By GIANNI MOGROVEJO & REBECCA STROUD
Kevin Lyman is the founder of the popular Vans Warped Tour, the longest running touring music festival in North America. Its teen target audience is very familiar with both the tour itself and its creator. That’s why when Brianna Cupples saw a chance to book the man behind the famous tour at her school of Manhattanville College, she made it her mission that he come.
“This is somebody kids know. Kids know his name. Kids know the work he’s done,” said Cupples. “It’s different to have someone like him come in and leave an impression on students compared to someone that they never heard of before.”
But getting him here turned out to be a more difficult process than Cupples had thought. For starters, her school was a small private school of about 1,500 students, and budgets for events were thus limited. She contacted Lyman’s manager and booking agent through email to find out the price to get him here. She needed to raise a total of $2,500, and for almost the next 2 years she would try to obtain that amount.
With the help of the Music Industry Club, which she is a part of, they were able to start with $200. Violet Foulk, who is also a part of the club, helped Cupples to find out whom she needed to talk to in order to make the event happen.
“This is the first big event I’ve ever done on campus so it was me trying to figure out who do I go to, to set it up, who do I go to, to make sure everything is put together,” said Cupples.
Cupples went through many of the school departments to try to raise money for the event, which includes the Center for Career Development, the music department, the mentor center, and the President of Manhattanville College, John Strauss.
“A lot of people were like… listen it’s probably not going to happen,” said Cupples. “Even after going through the departments.”
In order to put the power in the hands of the people, Cupples started a Go Fund Me, where people could donate online to her cause. This alone raised $675. Through everything, she was hopeful that the music department would help her.
Originally, Cupples was told she would probably only receive $100 or $200 from the music department. She stressed that amount of money was more than enough that she would have hoped to receive initially.
During one meeting with the music department, they asked her if she had done many different things to get the event going.
“Yes, I have everything set up. I just can’t do any of the next steps until I actually have the money,” said Cupples.
Her hopes of getting Lyman to the school relied a lot on the music department’s next response. Luckily, they were impressed with her work towards getting him here thus far, so much so that they decided to give her $1,000.

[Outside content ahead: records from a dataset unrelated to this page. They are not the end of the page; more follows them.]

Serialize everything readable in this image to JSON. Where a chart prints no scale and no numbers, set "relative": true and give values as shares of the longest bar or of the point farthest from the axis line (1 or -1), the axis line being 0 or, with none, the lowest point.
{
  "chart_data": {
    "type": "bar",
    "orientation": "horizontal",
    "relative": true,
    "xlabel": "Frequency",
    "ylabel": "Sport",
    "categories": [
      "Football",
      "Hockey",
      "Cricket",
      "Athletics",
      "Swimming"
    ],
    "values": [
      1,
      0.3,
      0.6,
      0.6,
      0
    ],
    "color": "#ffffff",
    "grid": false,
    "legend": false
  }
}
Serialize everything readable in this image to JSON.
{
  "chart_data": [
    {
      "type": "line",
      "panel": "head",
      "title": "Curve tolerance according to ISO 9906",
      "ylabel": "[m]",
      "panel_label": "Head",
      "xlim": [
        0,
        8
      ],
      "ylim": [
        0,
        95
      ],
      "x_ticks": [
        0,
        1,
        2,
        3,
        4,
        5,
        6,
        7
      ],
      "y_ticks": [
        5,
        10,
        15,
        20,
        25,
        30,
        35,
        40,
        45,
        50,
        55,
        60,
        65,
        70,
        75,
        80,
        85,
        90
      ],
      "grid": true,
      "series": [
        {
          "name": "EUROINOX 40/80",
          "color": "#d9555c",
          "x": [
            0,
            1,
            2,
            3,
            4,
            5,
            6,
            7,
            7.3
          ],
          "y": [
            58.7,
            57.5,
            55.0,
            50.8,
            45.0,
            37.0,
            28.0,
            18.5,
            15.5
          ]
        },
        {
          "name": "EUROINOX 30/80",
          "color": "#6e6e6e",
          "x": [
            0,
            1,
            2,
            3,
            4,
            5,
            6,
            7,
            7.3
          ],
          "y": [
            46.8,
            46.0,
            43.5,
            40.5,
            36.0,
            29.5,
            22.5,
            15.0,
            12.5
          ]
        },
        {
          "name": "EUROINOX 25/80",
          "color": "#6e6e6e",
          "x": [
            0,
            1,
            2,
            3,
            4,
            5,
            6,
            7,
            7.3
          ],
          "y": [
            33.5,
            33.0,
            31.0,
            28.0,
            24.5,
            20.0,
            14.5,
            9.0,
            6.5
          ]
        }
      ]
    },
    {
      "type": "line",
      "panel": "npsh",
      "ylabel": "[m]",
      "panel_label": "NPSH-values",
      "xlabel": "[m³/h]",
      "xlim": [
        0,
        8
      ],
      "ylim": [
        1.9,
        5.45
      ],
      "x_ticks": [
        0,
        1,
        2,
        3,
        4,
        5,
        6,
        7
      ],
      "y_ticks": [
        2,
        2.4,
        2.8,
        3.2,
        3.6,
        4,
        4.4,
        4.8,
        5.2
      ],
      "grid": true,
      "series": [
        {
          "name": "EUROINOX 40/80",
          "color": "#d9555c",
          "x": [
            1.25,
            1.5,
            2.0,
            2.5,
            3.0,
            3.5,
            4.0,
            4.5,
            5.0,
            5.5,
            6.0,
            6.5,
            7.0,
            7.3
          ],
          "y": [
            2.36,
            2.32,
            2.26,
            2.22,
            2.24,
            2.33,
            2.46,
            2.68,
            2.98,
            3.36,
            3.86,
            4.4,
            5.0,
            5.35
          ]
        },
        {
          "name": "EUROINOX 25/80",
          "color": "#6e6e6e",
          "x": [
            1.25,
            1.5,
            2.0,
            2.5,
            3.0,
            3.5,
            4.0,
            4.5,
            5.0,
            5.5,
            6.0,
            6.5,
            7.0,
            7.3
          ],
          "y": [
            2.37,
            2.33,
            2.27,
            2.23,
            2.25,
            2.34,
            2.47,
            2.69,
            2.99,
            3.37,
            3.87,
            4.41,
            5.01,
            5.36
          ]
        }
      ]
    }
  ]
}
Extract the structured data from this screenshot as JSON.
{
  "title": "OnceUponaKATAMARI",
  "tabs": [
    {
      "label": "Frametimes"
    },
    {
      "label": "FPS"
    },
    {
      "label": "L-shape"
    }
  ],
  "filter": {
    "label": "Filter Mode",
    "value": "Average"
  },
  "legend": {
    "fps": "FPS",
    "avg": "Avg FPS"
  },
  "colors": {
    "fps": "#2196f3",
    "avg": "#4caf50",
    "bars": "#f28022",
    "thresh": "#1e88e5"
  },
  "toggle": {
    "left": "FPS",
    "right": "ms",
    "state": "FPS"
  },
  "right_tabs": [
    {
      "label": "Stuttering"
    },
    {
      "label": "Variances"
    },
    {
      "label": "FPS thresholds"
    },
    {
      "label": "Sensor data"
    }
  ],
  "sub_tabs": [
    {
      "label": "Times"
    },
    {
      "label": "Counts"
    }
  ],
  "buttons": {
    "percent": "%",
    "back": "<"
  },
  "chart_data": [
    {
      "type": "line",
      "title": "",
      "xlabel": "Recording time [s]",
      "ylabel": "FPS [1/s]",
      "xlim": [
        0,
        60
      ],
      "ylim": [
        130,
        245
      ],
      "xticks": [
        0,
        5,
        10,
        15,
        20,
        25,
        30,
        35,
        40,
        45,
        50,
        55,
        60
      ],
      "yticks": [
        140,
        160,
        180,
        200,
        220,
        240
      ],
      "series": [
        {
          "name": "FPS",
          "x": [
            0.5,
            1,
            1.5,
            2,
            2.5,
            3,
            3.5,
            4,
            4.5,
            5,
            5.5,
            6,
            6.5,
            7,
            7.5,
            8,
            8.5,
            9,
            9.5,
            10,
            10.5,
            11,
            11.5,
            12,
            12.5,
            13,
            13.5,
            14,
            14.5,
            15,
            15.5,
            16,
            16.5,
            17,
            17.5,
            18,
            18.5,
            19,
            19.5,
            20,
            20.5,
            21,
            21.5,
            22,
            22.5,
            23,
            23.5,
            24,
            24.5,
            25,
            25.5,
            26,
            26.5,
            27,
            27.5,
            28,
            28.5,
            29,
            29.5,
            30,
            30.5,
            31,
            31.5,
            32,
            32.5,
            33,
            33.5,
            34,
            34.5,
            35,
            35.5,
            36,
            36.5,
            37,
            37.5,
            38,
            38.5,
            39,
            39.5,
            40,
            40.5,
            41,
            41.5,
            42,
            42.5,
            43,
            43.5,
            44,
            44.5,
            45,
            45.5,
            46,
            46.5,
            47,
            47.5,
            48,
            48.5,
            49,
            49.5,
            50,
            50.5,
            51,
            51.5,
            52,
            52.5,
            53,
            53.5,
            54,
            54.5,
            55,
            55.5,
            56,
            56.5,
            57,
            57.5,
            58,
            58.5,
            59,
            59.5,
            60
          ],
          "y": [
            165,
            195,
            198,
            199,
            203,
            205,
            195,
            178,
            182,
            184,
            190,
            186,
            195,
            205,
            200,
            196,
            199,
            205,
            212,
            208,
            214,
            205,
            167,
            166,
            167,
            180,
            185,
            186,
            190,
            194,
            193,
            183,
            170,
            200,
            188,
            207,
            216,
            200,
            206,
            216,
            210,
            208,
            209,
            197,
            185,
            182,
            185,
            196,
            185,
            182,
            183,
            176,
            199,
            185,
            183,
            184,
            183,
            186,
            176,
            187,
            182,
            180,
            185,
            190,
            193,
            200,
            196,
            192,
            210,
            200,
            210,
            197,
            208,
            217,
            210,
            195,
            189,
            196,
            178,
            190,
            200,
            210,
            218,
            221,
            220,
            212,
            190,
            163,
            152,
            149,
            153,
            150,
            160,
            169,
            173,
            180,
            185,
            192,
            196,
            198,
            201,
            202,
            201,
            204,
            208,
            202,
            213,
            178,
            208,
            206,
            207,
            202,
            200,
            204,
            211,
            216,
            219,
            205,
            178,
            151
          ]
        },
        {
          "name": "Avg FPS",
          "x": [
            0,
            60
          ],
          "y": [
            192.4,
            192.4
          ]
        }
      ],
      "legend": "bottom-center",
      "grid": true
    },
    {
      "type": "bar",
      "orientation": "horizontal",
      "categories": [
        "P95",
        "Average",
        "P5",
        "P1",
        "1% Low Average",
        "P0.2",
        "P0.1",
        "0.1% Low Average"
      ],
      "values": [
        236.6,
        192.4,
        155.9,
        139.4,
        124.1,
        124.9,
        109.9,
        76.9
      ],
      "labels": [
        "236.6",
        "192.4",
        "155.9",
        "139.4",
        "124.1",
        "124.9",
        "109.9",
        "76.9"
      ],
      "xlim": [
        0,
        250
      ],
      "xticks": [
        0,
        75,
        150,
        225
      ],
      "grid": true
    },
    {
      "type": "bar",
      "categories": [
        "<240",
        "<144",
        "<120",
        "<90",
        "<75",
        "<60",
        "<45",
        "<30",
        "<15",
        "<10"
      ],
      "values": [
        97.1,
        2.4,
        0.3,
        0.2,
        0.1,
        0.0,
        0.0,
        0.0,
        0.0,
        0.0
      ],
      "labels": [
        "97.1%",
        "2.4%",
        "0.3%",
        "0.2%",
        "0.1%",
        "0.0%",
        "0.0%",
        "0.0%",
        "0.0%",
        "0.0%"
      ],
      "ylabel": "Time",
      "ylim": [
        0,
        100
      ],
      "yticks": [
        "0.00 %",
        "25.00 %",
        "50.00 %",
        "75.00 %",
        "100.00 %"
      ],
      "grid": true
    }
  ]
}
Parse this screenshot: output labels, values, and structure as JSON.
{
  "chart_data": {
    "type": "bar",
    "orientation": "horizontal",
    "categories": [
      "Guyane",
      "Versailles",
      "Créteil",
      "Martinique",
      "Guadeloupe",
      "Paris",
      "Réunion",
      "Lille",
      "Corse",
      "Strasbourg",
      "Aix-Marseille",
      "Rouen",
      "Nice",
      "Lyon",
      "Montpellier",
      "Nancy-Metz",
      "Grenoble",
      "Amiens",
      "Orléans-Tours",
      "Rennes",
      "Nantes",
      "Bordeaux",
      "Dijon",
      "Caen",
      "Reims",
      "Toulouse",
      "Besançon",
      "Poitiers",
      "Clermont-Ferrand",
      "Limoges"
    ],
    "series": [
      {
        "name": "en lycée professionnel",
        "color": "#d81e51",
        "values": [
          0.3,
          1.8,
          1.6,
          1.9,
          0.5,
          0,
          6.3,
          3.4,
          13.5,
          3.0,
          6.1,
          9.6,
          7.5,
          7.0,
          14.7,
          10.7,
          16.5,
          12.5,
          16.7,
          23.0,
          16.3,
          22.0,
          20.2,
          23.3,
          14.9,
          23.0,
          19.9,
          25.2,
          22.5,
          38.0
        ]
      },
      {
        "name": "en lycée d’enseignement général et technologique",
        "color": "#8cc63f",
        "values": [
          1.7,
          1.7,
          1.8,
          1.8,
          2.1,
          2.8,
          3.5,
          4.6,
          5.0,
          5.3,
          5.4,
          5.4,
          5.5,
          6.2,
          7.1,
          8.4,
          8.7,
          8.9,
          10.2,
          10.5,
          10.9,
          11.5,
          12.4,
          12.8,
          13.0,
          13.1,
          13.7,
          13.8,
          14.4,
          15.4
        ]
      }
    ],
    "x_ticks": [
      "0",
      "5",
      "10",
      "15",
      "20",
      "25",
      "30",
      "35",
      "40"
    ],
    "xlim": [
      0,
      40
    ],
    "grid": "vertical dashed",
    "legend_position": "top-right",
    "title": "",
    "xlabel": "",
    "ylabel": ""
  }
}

“I kept getting told afterwards, I don’t know how you were able to get that much money because I’ve never seen them give any big number like that ever,” said Cupples.
After a long process of getting the funds to make things happen, the event was finally confirmed.
When the day of the event came however, the anxiousness for Cupples wasn’t over just yet. It became her responsibility to drive to the airport and pick Lyman up.
“I got my car cleaned. I put in new air fresheners. I was like I need to make a good impression on this guy,” said Cupples.
After getting to the airport, she was in the middle of texting him when she suddenly received a call.
“It’s like Kevin Lyman incoming call and I’m like ‘Oh my god I’m not ready for this,” said Cupples. “I don’t know what I’m doing.”
“He was just asking me about my normal life and what kind of music I listen to and just talking about the weather,” said Cupples about Lyman’s laidback persona.
When Kevin Lyman finally came to Manhattanville College, the flyers for the event were all over the school. Cupples had even personally visited music classes to advertise for the event. All the promotion had paid off, as the Pius X room in the music building, which holds about 150-200 people, was full of students and even some faculty that day.
Lyman’s presentation was full of advice to inspiring artists and entrepreneurs. He spoke on the importance of knowing your target audience, and to give back to the world by teaming up with non-profit organizations.
His first piece of advice is that an entrepreneur should start as a freelancer.
“Do what you love, the money will follow,” said Lyman.
Lyman demonstrated this theory early on, as he left a good job and created the Vans Warped Tour.
Cupples mentioned another piece of advice that Lyman had for the students of Manhattanville College.
“Take what you do seriously, but don’t take yourself seriously,” said Lyman.
He also told us that turmoil means change. The bad will hopefully become good. But it is all in the way that one looks at it. Perspective is everything.
“It was a long journey, but a well-worthwhile one–the feedback from students, staff and faculty on the event was spectacular,” said Head of the Music Department Professor Rachlin.
“[The event helped with] educating students about entrepreneurship and the music industry, and it actually inspired a lot of students to seek out internship opportunities,” said Faulk.
When his time had ran out, Kevin had to leave in a taxi to catch a flight to a music business conference in Israel. But he still managed to take pictures and talk to many people in attendance.
“He kept saying ‘I wish I could stay longer,’” Cupples remembers.
Cupples hopes this event will inspire others and “open the door even for a lot of students in general like ‘yeah we’re a small college, but we can get big people to come here’ or just we can do big things in general.”
“Plans are already in the works to bring more guest speakers to Manhattanville for students to learn about the music industry,” said Foulk.
“[This] could be a calling card for her in the future,” said Professor Rachlin of Cupples. “It shows she could have a great future in the concert and booking segment of the music business.”